Analysis using moment method computer modeling does not require the potentially affected AM station to be operating at the time of analysis. Accordingly, even if an AM station is silent, a tower proponent can and should utilize moment method modeling to assess whether the proposed construction or modification will affect the AM station’s pattern. Both field strength measurements and detuning, however, can only be done when an AM station is operating with its licensed parameters.
Standards and procedures have been issued and developed by the countries that signed the North American Regional Broadcasting Agreement (NARBA). Computer programs are helpful in indicating which situations might cause interference and which structures would be ideal candidates for remedial measures.
Parasitic current ollen is seen during the construction phase of a new power line near a high-power antenna array.
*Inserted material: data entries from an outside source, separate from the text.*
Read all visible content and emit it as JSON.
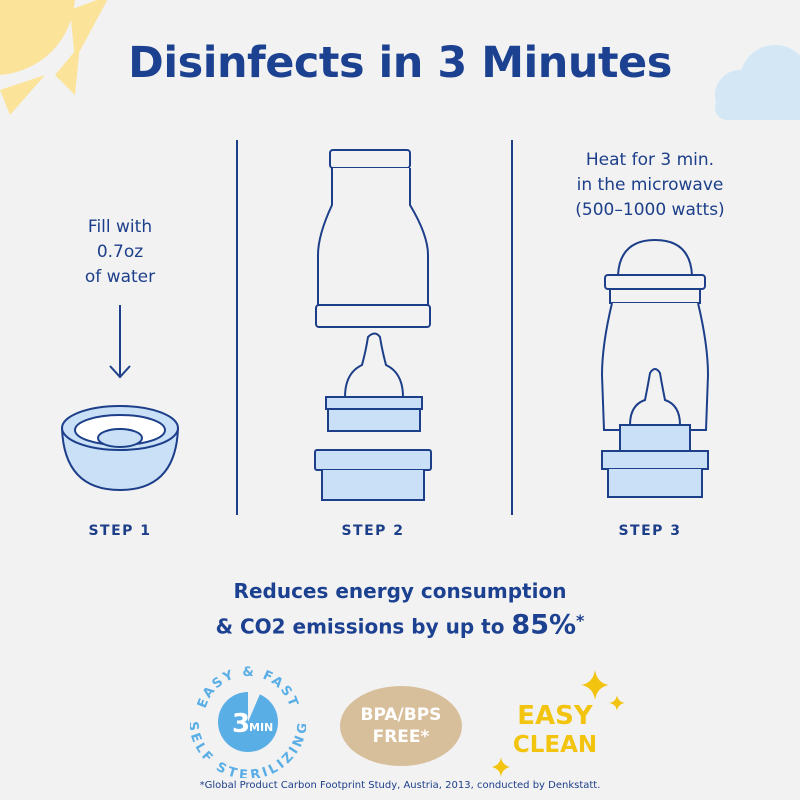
{
  "title": "Disinfects in 3 Minutes",
  "steps": [
    {
      "label": "STEP 1",
      "instruction": [
        "Fill with",
        "0.7oz",
        "of water"
      ]
    },
    {
      "label": "STEP 2"
    },
    {
      "label": "STEP 3",
      "instruction": [
        "Heat for 3 min.",
        "in the microwave",
        "(500–1000 watts)"
      ]
    }
  ],
  "claim": {
    "line1": "Reduces energy consumption",
    "line2": "& CO2 emissions by up to",
    "value": "85%",
    "mark": "*"
  },
  "badges": {
    "timer": {
      "top_arc": "EASY & FAST",
      "bottom_arc": "SELF STERILIZING",
      "number": "3",
      "unit": "MIN"
    },
    "bpa": {
      "line1": "BPA/BPS",
      "line2": "FREE*"
    },
    "clean": {
      "line1": "EASY",
      "line2": "CLEAN"
    }
  },
  "footnote": "*Global Product Carbon Footprint Study, Austria, 2013, conducted by Denkstatt.",
  "colors": {
    "navy": "#1d3f8a",
    "light_blue": "#c9e0f7",
    "sky": "#5aaee6",
    "beige": "#d8bf9c",
    "yellow": "#f2c40f",
    "sun": "#fbe39a",
    "cloud": "#d3e8f4"
  }
}
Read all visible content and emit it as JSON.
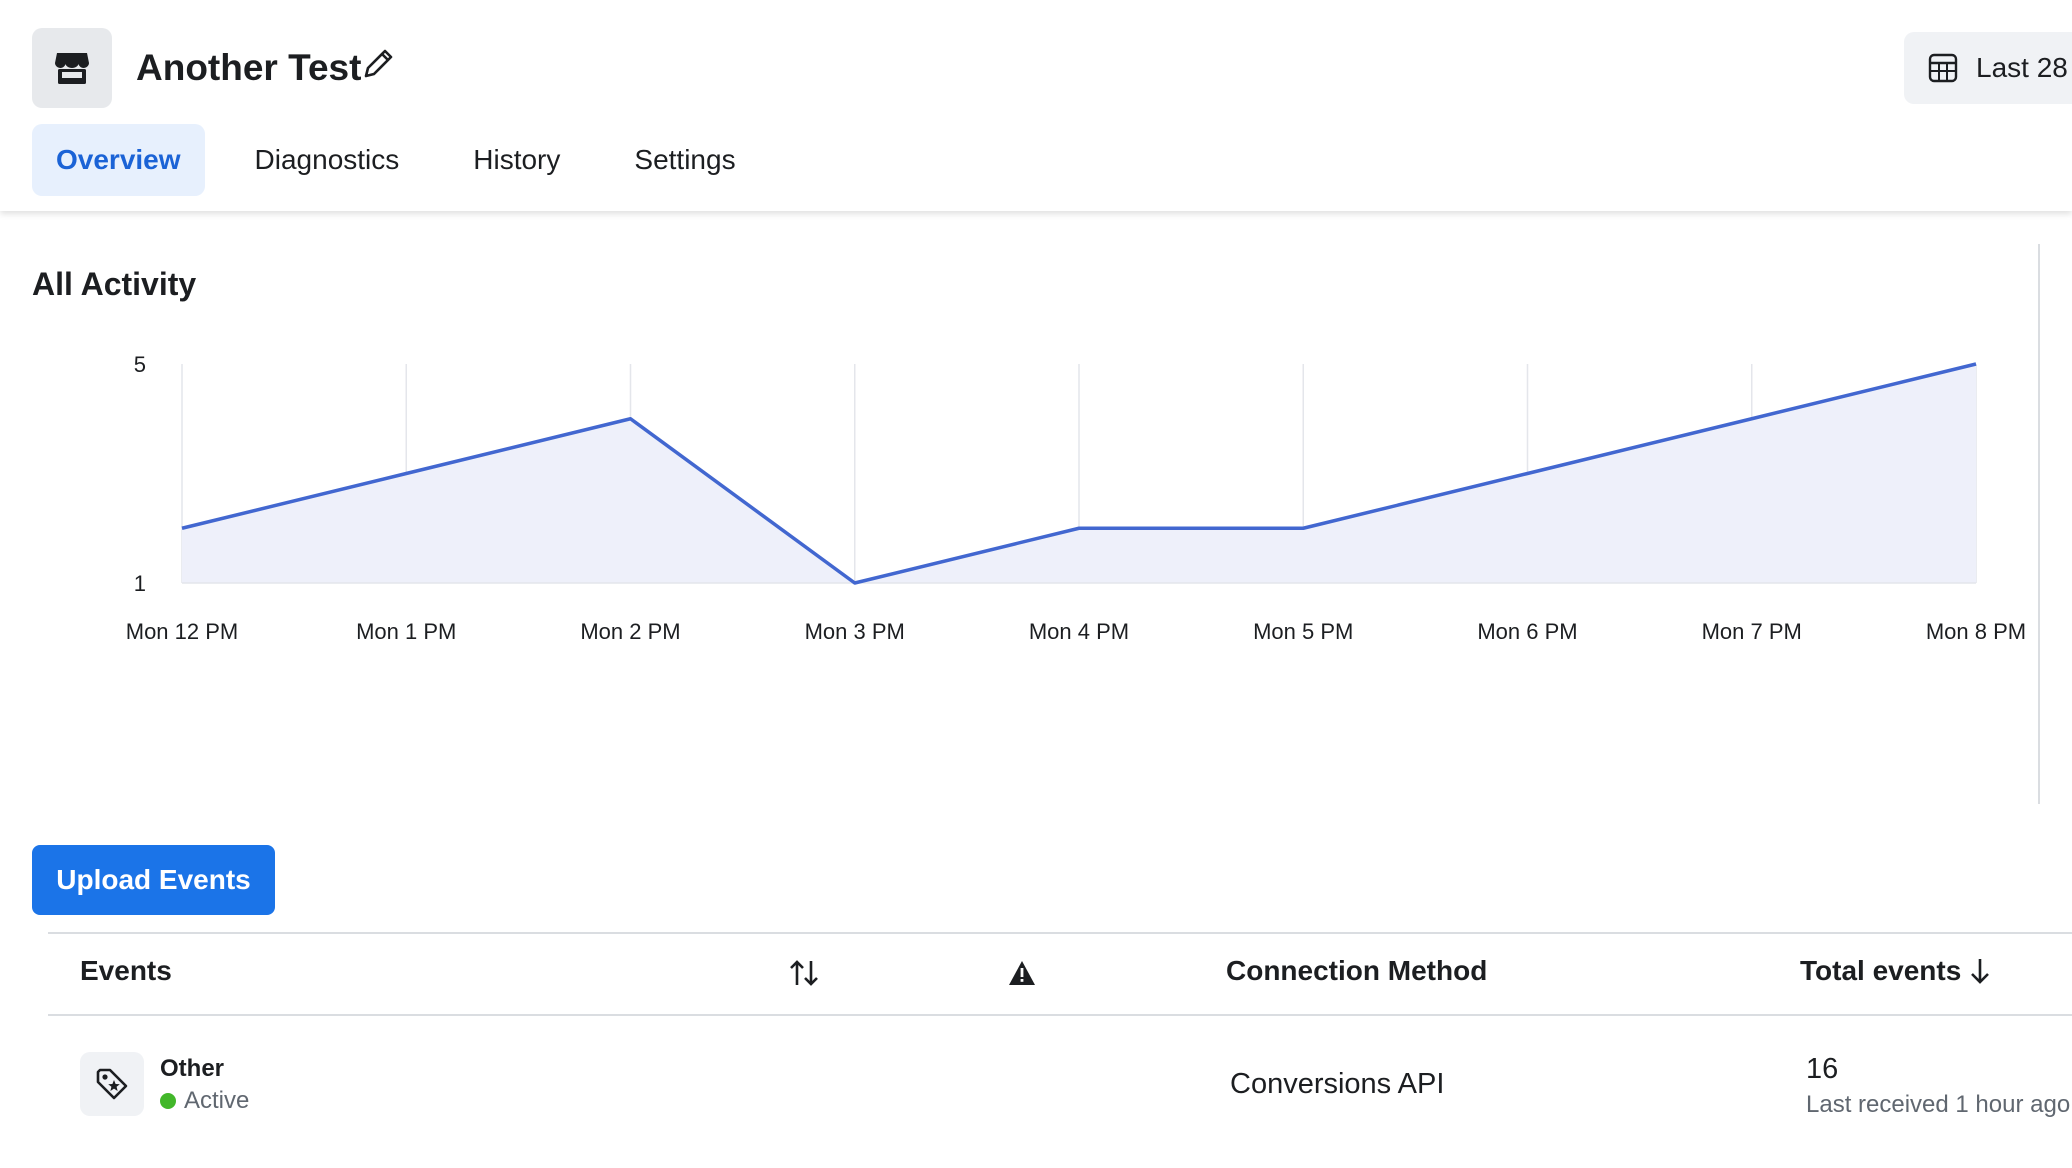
{
  "header": {
    "title": "Another Test",
    "store_icon": "storefront-icon",
    "edit_icon": "pencil-icon",
    "date_range_label": "Last 28",
    "date_range_icon": "calendar-grid-icon"
  },
  "tabs": [
    {
      "label": "Overview",
      "active": true
    },
    {
      "label": "Diagnostics",
      "active": false
    },
    {
      "label": "History",
      "active": false
    },
    {
      "label": "Settings",
      "active": false
    }
  ],
  "activity": {
    "title": "All Activity"
  },
  "chart_data": {
    "type": "area",
    "title": "All Activity",
    "categories": [
      "Mon 12 PM",
      "Mon 1 PM",
      "Mon 2 PM",
      "Mon 3 PM",
      "Mon 4 PM",
      "Mon 5 PM",
      "Mon 6 PM",
      "Mon 7 PM",
      "Mon 8 PM"
    ],
    "y_ticks": [
      "5",
      "1"
    ],
    "ylim": [
      1,
      5
    ],
    "values": [
      2,
      3,
      4,
      1,
      2,
      2,
      3,
      4,
      5
    ],
    "grid": "vertical",
    "line_color": "#4267d0",
    "fill_color": "#eef0fa"
  },
  "upload_button": {
    "label": "Upload Events"
  },
  "table": {
    "headers": {
      "events": "Events",
      "sort_icon": "sort-up-down-icon",
      "warning_icon": "warning-icon",
      "connection_method": "Connection Method",
      "total_events": "Total events",
      "total_sort_icon": "arrow-down-icon"
    },
    "rows": [
      {
        "icon": "tag-icon",
        "name": "Other",
        "status": "Active",
        "status_color": "#42b72a",
        "connection_method": "Conversions API",
        "total": "16",
        "last_received": "Last received 1 hour ago"
      }
    ]
  },
  "colors": {
    "accent": "#1b74e8",
    "active_tab_bg": "#e7f0fd",
    "active_tab_text": "#1b63d6"
  }
}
The construction crane, tower segments. and workers can create a resonant loop, causing high levels of radio frequency (RF) current to flow. This can cause serious RF burns to a worker. Likewise, the presence of detuning stubs on a tower can cause high levels of RF current to flow, creating a safety hazard.
3.2 Proof of performance
When an AM radio station applies for a license, the proposed radiation pattern shall be provided. Afler the application has been accepted and the installation completed. the results of a proof of performance shall be submitted. with field strength measurements included to ensure that the measured pattern agrees with the proposed one.
The ratio method is a common method radio stations use to establish the shape of a pattern for a proof-of-performance submission. The ratio method involves taking field strength measurements around the station in two conditions. The first involves the normal connection of the transmitter to the array. The second. called an onsnidirrcfitrnal, involves connecting the transmitter to one antenna tower only. Assuming there are no significant reradiators, the omnidirectional pattern should be circular in shape. Therefore, the ratio between the first directional pattern to the second omnidirectional pattern yields the true shape of the directional pattern and is independent of ground conductivity.
Ratio measurements usually are made about 150 apart at a sufficient distance to be in the far field. Since the pattern to quantify usually is a smooth and regular shape, the l5 spacing usually is sufficient, Ratio tests are usually completed in a few days or weeks, ensuring that changes in ground conductivity and nearby construction are kept to a minimum.IEEE 1260 pdf downlaod.